Assessing BTEX Biodegradation Potential at a Refinery Using Molecular Biological Tools

A microbial survey of hydrocarbon-impacted groundwater and vadose zone at a Midwestern refinery employed molecular biological tools to elucidate the microbial processes involved in bioremediation occurring in the subsurface. qPCR analysis of bio-traps incubated in groundwater indicated that a large and diverse microbial community was present throughout the site and suggested that mechanisms of benzene, toluene, ethylbenzene, and xylene (BTEX) biodegradation included aerobic oxidation, sulfate reduction, methanogenesis, and possibly Fe+3 reduction. To assess the role of vadose zone microorganisms in hydrocarbon attenuation, RNA was extracted from soil core samples, and reverse transcriptase-qPCR (RT-qPCR) analysis indicated that microbial activity in the vadose zone generally increased with depth, likely supported by hydrocarbons and methane volatilizing from the groundwater.
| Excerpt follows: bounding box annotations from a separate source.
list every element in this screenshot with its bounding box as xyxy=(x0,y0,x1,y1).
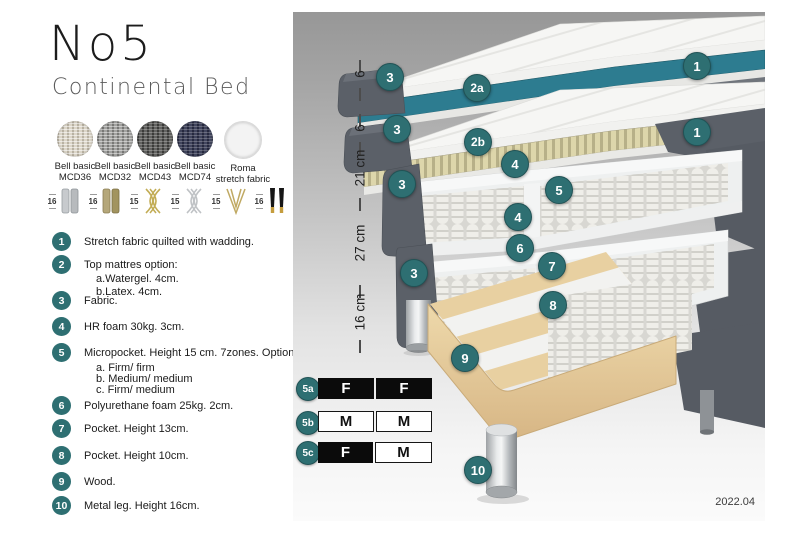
legend-item-3: 3 Fabric. xyxy=(52,291,118,310)
swatch-code: MCD32 xyxy=(95,172,136,183)
fabric-swatch-icon xyxy=(137,121,173,157)
firmness-cell: M xyxy=(376,411,432,432)
measure-tick xyxy=(359,340,361,353)
callout-7: 7 xyxy=(538,252,566,280)
page-title: No5 xyxy=(49,16,154,72)
leg-option-black-gold: 16 xyxy=(252,186,290,216)
callout-9: 9 xyxy=(451,344,479,372)
legend-item-2: 2 Top mattres option: xyxy=(52,255,178,274)
callout-3: 3 xyxy=(383,115,411,143)
legend-item-4: 4 HR foam 30kg. 3cm. xyxy=(52,317,184,336)
swatch-mcd43: Bell basicMCD43 xyxy=(135,121,175,185)
measure-tick xyxy=(359,198,361,211)
hairpin-leg-icon xyxy=(223,186,249,216)
measure-label-topper-b: 6 xyxy=(353,124,368,132)
callout-6: 6 xyxy=(506,234,534,262)
legend-number-badge: 1 xyxy=(52,232,71,251)
swatch-code: MCD36 xyxy=(55,172,96,183)
legend-text: Micropocket. Height 15 cm. 7zones. Optio… xyxy=(84,347,297,359)
callout-2a: 2a xyxy=(463,74,491,102)
callout-3: 3 xyxy=(400,259,428,287)
legend-text: Top mattres option: xyxy=(84,259,178,271)
legend-text: Polyurethane foam 25kg. 2cm. xyxy=(84,400,233,412)
firmness-row-5c: F M xyxy=(318,442,432,463)
legend-number-badge: 9 xyxy=(52,472,71,491)
legend-text: Metal leg. Height 16cm. xyxy=(84,500,200,512)
callout-4: 4 xyxy=(504,203,532,231)
gold-cross-leg-icon xyxy=(141,186,165,216)
swatch-mcd32: Bell basicMCD32 xyxy=(95,121,135,185)
swatch-name: Bell basic xyxy=(135,161,176,172)
firmness-row-label-5b: 5b xyxy=(296,411,320,435)
firmness-row-label-5a: 5a xyxy=(296,377,320,401)
firmness-cell: F xyxy=(376,378,432,399)
leg-height: 16 xyxy=(255,197,264,206)
legend-text: Pocket. Height 13cm. xyxy=(84,423,189,435)
callout-1: 1 xyxy=(683,118,711,146)
leg-height: 15 xyxy=(212,197,221,206)
callout-3: 3 xyxy=(376,63,404,91)
legend-number-badge: 6 xyxy=(52,396,71,415)
leg-options: 16 16 15 15 15 xyxy=(45,186,293,216)
callout-8: 8 xyxy=(539,291,567,319)
leg-height: 15 xyxy=(171,197,180,206)
leg-height: 16 xyxy=(48,197,57,206)
callout-5: 5 xyxy=(545,176,573,204)
callout-1: 1 xyxy=(683,52,711,80)
swatch-name: Bell basic xyxy=(95,161,136,172)
leg-option-brass-cylinder: 16 xyxy=(86,186,124,216)
product-sheet: No5 Continental Bed Bell basicMCD36 Bell… xyxy=(0,0,800,533)
legend-text: Wood. xyxy=(84,476,116,488)
swatch-name: Bell basic xyxy=(55,161,96,172)
measure-label-leg: 16 cm xyxy=(353,294,368,331)
legend-item-5: 5 Micropocket. Height 15 cm. 7zones. Opt… xyxy=(52,343,297,362)
firmness-row-5b: M M xyxy=(318,411,432,432)
legend-number-badge: 2 xyxy=(52,255,71,274)
fabric-swatch-icon xyxy=(57,121,93,157)
legend-subitem: c. Firm/ medium xyxy=(96,384,175,396)
legend-number-badge: 7 xyxy=(52,419,71,438)
firmness-cell: M xyxy=(375,442,432,463)
measure-label-lower: 27 cm xyxy=(353,225,368,262)
fabric-swatch-icon xyxy=(97,121,133,157)
legend-number-badge: 3 xyxy=(52,291,71,310)
callout-3: 3 xyxy=(388,170,416,198)
firmness-row-5a: F F xyxy=(318,378,432,399)
bed-diagram-panel: 6 6 21 cm 27 cm 16 cm 1 3 2a 3 2b 1 4 5 … xyxy=(293,12,765,521)
swatch-mcd36: Bell basicMCD36 xyxy=(55,121,95,185)
swatch-code: stretch fabric xyxy=(216,174,270,185)
silver-cross-leg-icon xyxy=(182,186,206,216)
leg-height: 16 xyxy=(89,197,98,206)
legend-item-8: 8 Pocket. Height 10cm. xyxy=(52,446,189,465)
legend-number-badge: 8 xyxy=(52,446,71,465)
leg-option-silver-cylinder: 16 xyxy=(45,186,83,216)
swatch-mcd74: Bell basicMCD74 xyxy=(175,121,215,185)
swatch-code: MCD74 xyxy=(175,172,216,183)
legend-item-1: 1 Stretch fabric quilted with wadding. xyxy=(52,232,254,251)
firmness-row-label-5c: 5c xyxy=(296,441,320,465)
callout-4: 4 xyxy=(501,150,529,178)
fabric-swatch-icon xyxy=(177,121,213,157)
legend-number-badge: 4 xyxy=(52,317,71,336)
callout-10: 10 xyxy=(464,456,492,484)
legend-item-10: 10 Metal leg. Height 16cm. xyxy=(52,496,200,515)
swatch-name: Bell basic xyxy=(175,161,216,172)
callout-2b: 2b xyxy=(464,128,492,156)
firmness-cell: M xyxy=(318,411,374,432)
legend-text: Pocket. Height 10cm. xyxy=(84,450,189,462)
legend-text: HR foam 30kg. 3cm. xyxy=(84,321,184,333)
measure-label-upper: 21 cm xyxy=(353,150,368,187)
back-right-leg xyxy=(700,390,714,432)
measure-tick xyxy=(359,88,361,101)
fabric-swatch-icon xyxy=(224,121,262,159)
measure-label-topper: 6 xyxy=(353,70,368,78)
swatch-name: Roma xyxy=(216,163,270,174)
legend-text: Stretch fabric quilted with wadding. xyxy=(84,236,254,248)
leg-option-gold-cross: 15 xyxy=(127,186,165,216)
legend-text: Fabric. xyxy=(84,295,118,307)
swatch-roma: Romastretch fabric xyxy=(215,121,271,185)
page-subtitle: Continental Bed xyxy=(52,75,251,100)
legend-item-6: 6 Polyurethane foam 25kg. 2cm. xyxy=(52,396,233,415)
legend-item-9: 9 Wood. xyxy=(52,472,116,491)
legend-number-badge: 5 xyxy=(52,343,71,362)
brass-cylinder-leg-icon xyxy=(100,186,124,216)
leg-height: 15 xyxy=(130,197,139,206)
leg-option-hairpin: 15 xyxy=(209,186,249,216)
legend-subitem: a.Watergel. 4cm. xyxy=(96,273,179,285)
silver-cylinder-leg-icon xyxy=(59,186,83,216)
swatch-code: MCD43 xyxy=(135,172,176,183)
firmness-cell: F xyxy=(318,442,373,463)
fabric-swatches: Bell basicMCD36 Bell basicMCD32 Bell bas… xyxy=(55,121,271,185)
leg-option-silver-cross: 15 xyxy=(168,186,206,216)
firmness-cell: F xyxy=(318,378,374,399)
version-date: 2022.04 xyxy=(715,496,755,508)
black-gold-leg-icon xyxy=(266,186,290,216)
legend-number-badge: 10 xyxy=(52,496,71,515)
legend-item-7: 7 Pocket. Height 13cm. xyxy=(52,419,189,438)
Stable isotope probing (SIP) with C-13(6)-benzene provided direct evidence of benzene biodegradation in six of the eight wells studied. The highest levels of C-13 were detected in dissolved inorganic carbon (DIC) extracted from the two monitoring wells closest to the river. The influx of nutrients and oxygen coming from the river may help to maintain a robust population of hydrocarbon degraders in these wells. While qPCR analysis indicated that microorganisms with the genetic potential for hydrocarbon biodegradation were ubiquitous at the site, RT-qPCR and SIP results were used to refine the site conceptual model by identifying areas where that genetic potential was actively being expressed and locations where biodegradation was lagging.